Stéphanie et Antoine reviennent à ce moment et se rassoient, les joues empourprées et les yeux pétillants.
« Nous espérons que vous trouverez votre place dans notre communauté. Une communauté où le vivre ensemble est avant tout synonyme de liberté d’expression et de pensée. Ici, on accepte tout le monde, gros, nain, homo, hétéro, trans, même si vous voulez vous marier avec la Tour Eiffel ou vous faire le pot d’échappement d’une voiture… Vous faites ce que vous voulez de votre cul, mais pas à 8h du matin dans la rue, ahah ! Un peu de tenue ! »
Le père Brisat tape du poing sur la table, la mère fait de même.
- Ca ne se dit pas… Un peu de respect voyons !
- Que se passe-t-il ? demande Gilles en feignant la surprise.
- Les mots que vous employez sont irrespectueux, s’indigne la mère, sa voix dans les aigus.
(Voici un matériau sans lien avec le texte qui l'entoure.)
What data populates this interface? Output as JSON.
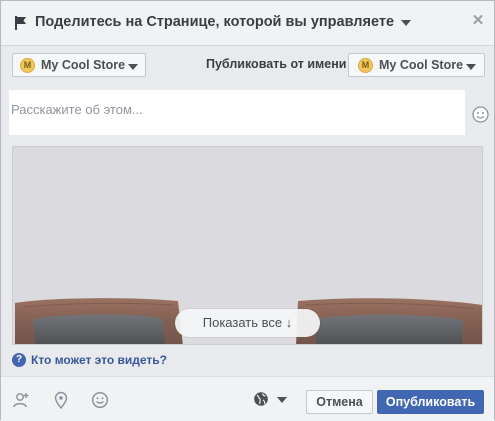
{
  "header": {
    "title": "Поделитесь на Странице, которой вы управляете",
    "flag_icon": "flag-icon",
    "close_icon": "close-icon"
  },
  "identity": {
    "page_selector": {
      "badge": "M",
      "label": "My Cool Store"
    },
    "publish_as_label": "Публиковать от имени",
    "publish_as_selector": {
      "badge": "M",
      "label": "My Cool Store"
    }
  },
  "composer": {
    "placeholder": "Расскажите об этом...",
    "value": "",
    "emoji_icon": "smiley-icon"
  },
  "preview": {
    "show_all_label": "Показать все ↓",
    "image_subject": "sunglasses"
  },
  "privacy": {
    "help_icon": "question-icon",
    "link_label": "Кто может это видеть?"
  },
  "footer": {
    "icons": [
      "tag-friends-icon",
      "location-pin-icon",
      "feeling-smiley-icon"
    ],
    "audience_icon": "globe-icon",
    "cancel_label": "Отмена",
    "publish_label": "Опубликовать"
  },
  "colors": {
    "accent": "#4267b2",
    "link": "#365899",
    "badge": "#f1c75b",
    "background": "#e9eaed"
  }
}
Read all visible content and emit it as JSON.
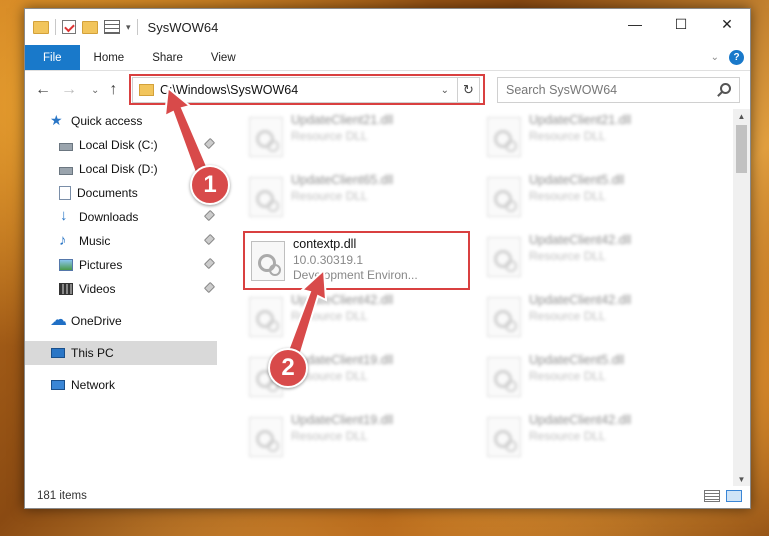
{
  "window": {
    "title": "SysWOW64",
    "controls": {
      "minimize": "—",
      "maximize": "☐",
      "close": "✕"
    }
  },
  "ribbon": {
    "tabs": [
      "File",
      "Home",
      "Share",
      "View"
    ],
    "help": "?"
  },
  "nav": {
    "back": "←",
    "forward": "→",
    "recent": "⌄",
    "up": "↑",
    "address": "C:\\Windows\\SysWOW64",
    "search_placeholder": "Search SysWOW64"
  },
  "sidebar": {
    "items": [
      {
        "label": "Quick access",
        "icon": "star-icon"
      },
      {
        "label": "Local Disk (C:)",
        "icon": "drive-icon",
        "pinned": true
      },
      {
        "label": "Local Disk (D:)",
        "icon": "drive-icon"
      },
      {
        "label": "Documents",
        "icon": "documents-icon"
      },
      {
        "label": "Downloads",
        "icon": "downloads-icon",
        "pinned": true
      },
      {
        "label": "Music",
        "icon": "music-icon",
        "pinned": true
      },
      {
        "label": "Pictures",
        "icon": "pictures-icon",
        "pinned": true
      },
      {
        "label": "Videos",
        "icon": "videos-icon",
        "pinned": true
      },
      {
        "label": "OneDrive",
        "icon": "onedrive-icon"
      },
      {
        "label": "This PC",
        "icon": "pc-icon",
        "selected": true
      },
      {
        "label": "Network",
        "icon": "network-icon"
      }
    ]
  },
  "files": {
    "left": [
      {
        "name": "UpdateClient21.dll",
        "sub": "Resource DLL"
      },
      {
        "name": "UpdateClient65.dll",
        "sub": "Resource DLL"
      },
      {
        "name": "contextp.dll",
        "sub": "10.0.30319.1",
        "sub2": "Development Environ..."
      },
      {
        "name": "UpdateClient42.dll",
        "sub": "Resource DLL"
      },
      {
        "name": "UpdateClient19.dll",
        "sub": "Resource DLL"
      },
      {
        "name": "UpdateClient19.dll",
        "sub": "Resource DLL"
      }
    ],
    "right": [
      {
        "name": "UpdateClient21.dll",
        "sub": "Resource DLL"
      },
      {
        "name": "UpdateClient5.dll",
        "sub": "Resource DLL"
      },
      {
        "name": "UpdateClient42.dll",
        "sub": "Resource DLL"
      },
      {
        "name": "UpdateClient42.dll",
        "sub": "Resource DLL"
      },
      {
        "name": "UpdateClient5.dll",
        "sub": "Resource DLL"
      },
      {
        "name": "UpdateClient42.dll",
        "sub": "Resource DLL"
      }
    ]
  },
  "status": {
    "item_count": "181 items"
  },
  "callouts": {
    "one": "1",
    "two": "2",
    "color": "#d84a4a"
  }
}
Depuis tout à l’heure on vous écoute, c’est intolérable ! Respectez les gens, leur religion, leur orientation sexuelle ! Si iel…
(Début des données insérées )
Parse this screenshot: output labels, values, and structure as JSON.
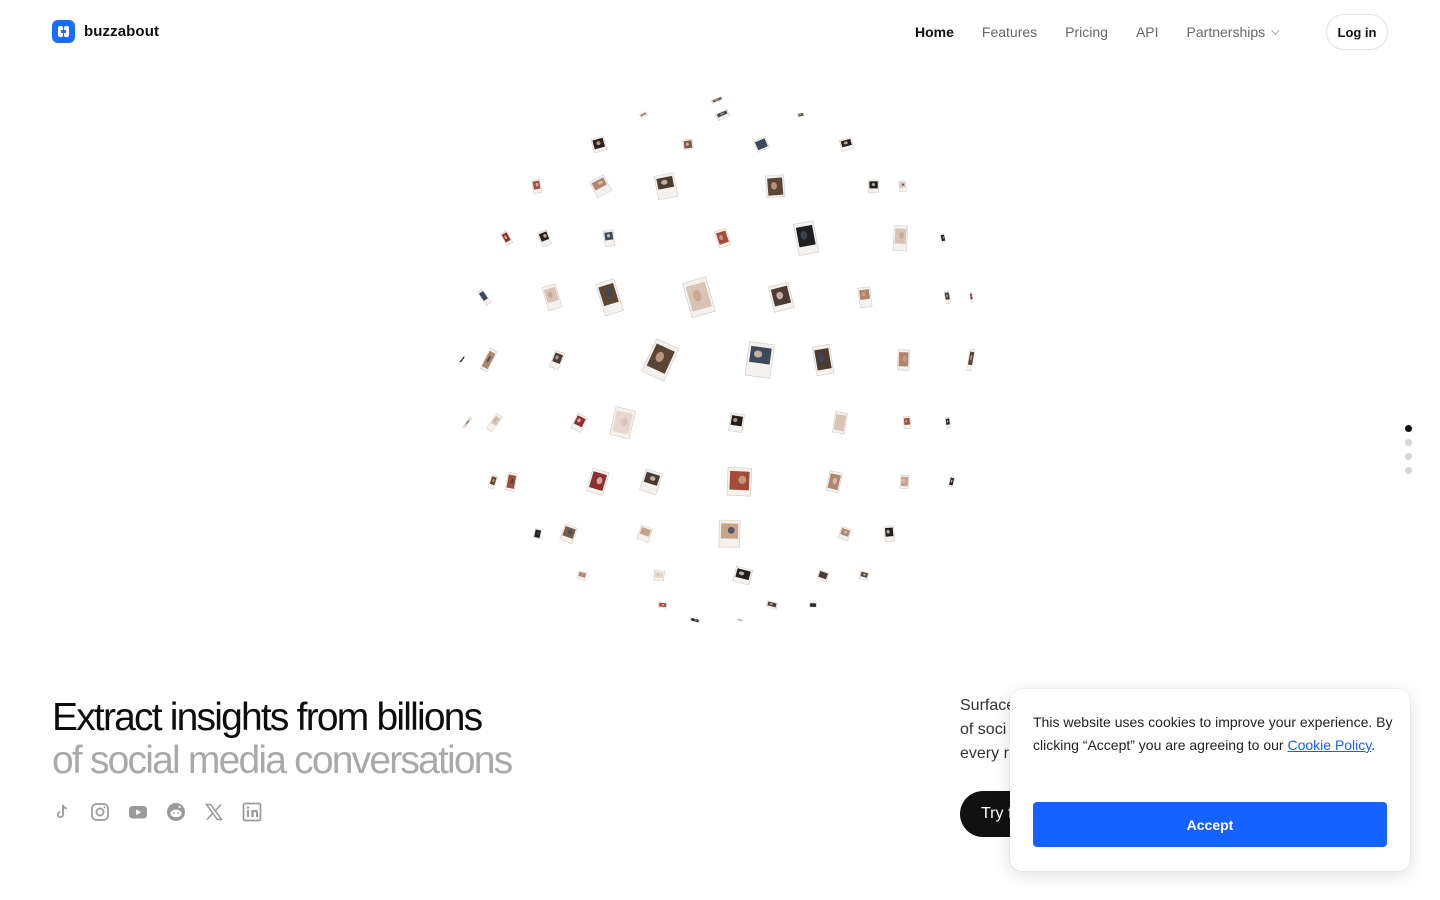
{
  "brand": {
    "name": "buzzabout",
    "accent": "#1a6cff"
  },
  "nav": {
    "items": [
      {
        "label": "Home",
        "active": true
      },
      {
        "label": "Features"
      },
      {
        "label": "Pricing"
      },
      {
        "label": "API"
      }
    ],
    "partnerships_label": "Partnerships",
    "login_label": "Log in"
  },
  "hero": {
    "title_line1": "Extract insights from billions",
    "title_line2": "of social media conversations",
    "subtitle_line1": "Surface",
    "subtitle_line2": "of soci",
    "subtitle_line3": "every r",
    "cta_label": "Try f"
  },
  "socials": [
    "tiktok-icon",
    "instagram-icon",
    "youtube-icon",
    "reddit-icon",
    "x-icon",
    "linkedin-icon"
  ],
  "pager": {
    "count": 4,
    "active_index": 0
  },
  "cookie": {
    "text_before": "This website uses cookies to improve your experience. By clicking “Accept” you are agreeing to our ",
    "link_label": "Cookie Policy",
    "text_after": ".",
    "accept_label": "Accept"
  }
}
- C’est parce qu’on les respecte qu’on les traite de la même manière que les autres. Ce n’est pas nous qui les mettons dans des cases, ici on est tous égaux vous savez.
- Vous devriez avoir honte !
- Oh ça c’est du wokiste 2.0, votre mise à jour vous a rendu plus teigneux. Vous c’est sûr vous voyez le mot « gros » dans un bouquin, vous revêtez votre cape de « sensitive reader » et vous appelez à la réécriture voir au boycott.
- Mais ! Vous insultez, devant tout le monde qui plus est !
- Et ? Tout le monde en prend pour son grade, si ça c’est pas la vraie égalité que notre chère patrie prétend prôner…
- Et vous dites rien vous ? s’exclame-t-elle en se retournant vers les pseudos offensés.
- Ben non, ici on dit tout, on s’amuse et si on a besoin on s’entraide. C’est pas parce qu’on dit quelque chose qu’on le pense, fait Nwanko en élevant sa voix.
- C’est intolérable ! s’insurge à nouveau le père, le teint rougeaud.
- Et pourtant on tolère, nous. C’est pas les bienpensants qui nous bassinent les oreilles avec leur tolérance d’habitude ? Vous n’en avez aucune finalement.
- Je…
- Sur ce, il est temps de manger et de profiter de la soirée. Riez à en avoir mal aux abdos, discuter sans tabous, débattez même. Et j’espère que certaines personnes changeront, pour que la convivialité de notre communauté perdure. On accepte tout le monde, par contre les cons…
Il ne laisse pas les Brisat répondre, remet le micro et repart à sa place. Le discours terminé, le repas reprend son cours, toujours dans la bonne humeur alors que les parents de Stéphanie s’en vont, encore choqués par la liberté d’expression exacerbée dont font preuve leurs nouveaux voisins, un goût amer dans la gorge. Peut-être le doux parfum de la réalité qui vient de les heurter de pleins fouets, celle qui vous fait comprendre que vous êtes peut-être, depuis tout ce temps, dans l’erreur.